ECLI:NL:RBAMS:2023:341

Rechtbank Amsterdam

Datum uitspraak
26 januari 2023
Publicatiedatum
27 januari 2023
Zaaknummer
13/751985-20
Instantie
Rechtbank Amsterdam
Type
Uitspraak
Procedures
  • Eerste en enige aanleg
Vindplaatsen
  • Rechtspraak.nl
AI samenvatting door LexboostAutomatisch gegenereerd

Weigering van overlevering op grond van artikel 6a OLW en bevel tot tenuitvoerlegging van de vrijheidsstraf in Nederland

Op 26 januari 2023 heeft de Rechtbank Amsterdam uitspraak gedaan in een zaak betreffende de overlevering van een opgeëiste persoon op basis van een Europees Aanhoudingsbevel (EAB) uitgevaardigd door het Lisbon District Judicial Court in Portugal. De vordering tot overlevering was ingediend door de officier van justitie en dateerde van 2 maart 2022. De rechtbank heeft vastgesteld dat de termijn van 90 dagen voor het nemen van een beslissing op het overleveringsverzoek was verstreken, waardoor er geen grondslag meer bestond voor de gevangenhouding van de opgeëiste persoon. De rechtbank heeft de identiteit van de opgeëiste persoon onderzocht en vastgesteld dat hij de Nederlandse nationaliteit heeft.

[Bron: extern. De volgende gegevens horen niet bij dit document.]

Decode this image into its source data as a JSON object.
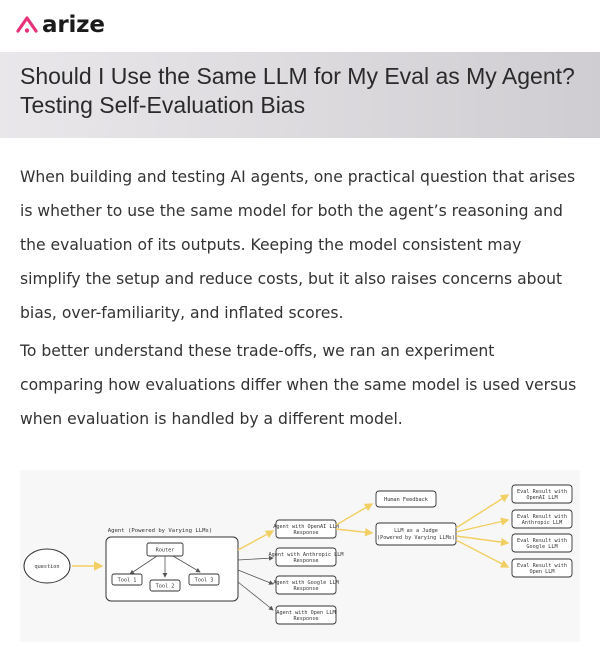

De rechtbank heeft vervolgens de inhoud van het EAB en de bijbehorende informatie beoordeeld. Het EAB verzocht om de overlevering van de opgeëiste persoon voor de tenuitvoerlegging van een vrijheidsstraf van zes jaar en zes maanden, opgelegd voor illegale handel in verdovende middelen. De rechtbank heeft vastgesteld dat de opgeëiste persoon niet aanwezig was bij het proces in hoger beroep, maar dat hij wel vertegenwoordigd was door een gekozen raadsman. De rechtbank oordeelde dat de overlevering op grond van artikel 12 OLW kon worden geweigerd, maar dat er geen schending van de verdedigingsrechten was.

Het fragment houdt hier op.